The Facts. 80% of the jobs available at any one time are not listed on websites or in papers. This ’magic 80%’ of jobs can only to be discovered via strategic networking. Furthermore, this 80% of jobs are the ’superior’ positions; jobs at the best companies, jobs with the most responsibility and the best salaries. So why do you not know about them? Why are these jobs not listed on Monster.com? The reason is simple. Great positions don’t need to be advertised because they attract candidates with no effort. Take the management consulting field as an example. Job opportunities with a top consulting firm are extremely competitive; few positions are available at any one time since turnover is low.

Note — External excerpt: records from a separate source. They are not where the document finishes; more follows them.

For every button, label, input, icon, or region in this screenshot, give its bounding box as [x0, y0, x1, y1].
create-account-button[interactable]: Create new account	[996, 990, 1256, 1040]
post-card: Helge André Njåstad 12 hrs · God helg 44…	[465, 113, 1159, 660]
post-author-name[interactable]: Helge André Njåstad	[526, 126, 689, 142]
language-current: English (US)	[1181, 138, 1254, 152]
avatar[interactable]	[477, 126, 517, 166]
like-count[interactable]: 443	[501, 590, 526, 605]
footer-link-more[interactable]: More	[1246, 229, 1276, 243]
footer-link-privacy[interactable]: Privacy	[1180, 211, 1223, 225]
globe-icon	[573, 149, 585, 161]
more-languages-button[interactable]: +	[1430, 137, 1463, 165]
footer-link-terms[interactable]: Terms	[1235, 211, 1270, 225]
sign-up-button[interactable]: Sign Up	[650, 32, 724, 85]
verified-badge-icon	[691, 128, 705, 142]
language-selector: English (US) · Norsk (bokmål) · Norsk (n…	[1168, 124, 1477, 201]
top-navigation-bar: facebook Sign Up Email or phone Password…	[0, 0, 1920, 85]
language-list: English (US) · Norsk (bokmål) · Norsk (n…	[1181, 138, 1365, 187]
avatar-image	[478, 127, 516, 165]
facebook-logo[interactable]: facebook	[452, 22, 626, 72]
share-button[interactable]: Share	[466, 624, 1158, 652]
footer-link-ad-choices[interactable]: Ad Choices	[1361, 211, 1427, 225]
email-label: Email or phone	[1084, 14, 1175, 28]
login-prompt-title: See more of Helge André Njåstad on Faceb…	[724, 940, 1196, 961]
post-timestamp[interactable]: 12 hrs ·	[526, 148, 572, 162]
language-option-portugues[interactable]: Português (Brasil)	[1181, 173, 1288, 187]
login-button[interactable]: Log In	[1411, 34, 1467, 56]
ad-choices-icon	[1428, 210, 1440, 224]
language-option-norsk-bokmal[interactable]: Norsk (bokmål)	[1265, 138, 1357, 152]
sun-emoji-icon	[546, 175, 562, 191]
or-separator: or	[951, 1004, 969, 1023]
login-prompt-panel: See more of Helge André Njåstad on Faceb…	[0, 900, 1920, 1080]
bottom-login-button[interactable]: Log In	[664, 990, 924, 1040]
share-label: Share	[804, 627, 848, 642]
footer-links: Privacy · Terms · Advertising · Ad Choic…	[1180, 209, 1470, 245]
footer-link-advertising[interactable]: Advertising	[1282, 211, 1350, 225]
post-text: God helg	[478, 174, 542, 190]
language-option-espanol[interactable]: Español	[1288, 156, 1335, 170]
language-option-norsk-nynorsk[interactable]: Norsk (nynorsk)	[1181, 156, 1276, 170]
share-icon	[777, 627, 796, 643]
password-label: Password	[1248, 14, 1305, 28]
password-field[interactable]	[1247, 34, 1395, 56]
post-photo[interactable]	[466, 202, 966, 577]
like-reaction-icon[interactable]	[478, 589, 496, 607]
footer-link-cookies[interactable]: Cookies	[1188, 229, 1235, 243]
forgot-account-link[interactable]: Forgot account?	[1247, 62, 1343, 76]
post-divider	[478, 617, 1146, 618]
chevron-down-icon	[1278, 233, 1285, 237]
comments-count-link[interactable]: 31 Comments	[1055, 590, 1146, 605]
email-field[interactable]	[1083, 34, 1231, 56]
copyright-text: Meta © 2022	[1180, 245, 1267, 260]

Suppose however that an ’associate position’ does become available. Even without an advertised opening, hundreds of candidates have already sent unsolicited resumes to the HR department. Since hiring is always best through people you trust, the ’friends of friends’ effect, the hiring manager will first comb his or her own contact list to think of friends who might be good for the position. If the hiring manager does not have someone in mind, the next group of people to learn about the opening will be current employees. Larger companies normally have an internal job listing board where positions are posted; otherwise general word of mouth marketing among employees may generate an additional list of candidates. (Note that all of the aforementioned candidate leads would be given priority over an anonymous online resume submission.)
In summary, the likelihood a good consulting firm needing to publicly ’list’ a job opening online is very low. Based on the number of unsolicited resumes and the backlogs of qualified ’friends of friends,’ most open positions will never make it to the internet. Even if a firm does list a position online, the volume of applicants will be extraordinary. The lesson is that listing a position online is ONLY done because a firm does not have enough qualified candidates within its immediate network; otherwise why pay the hefty listing fee to Monster.com?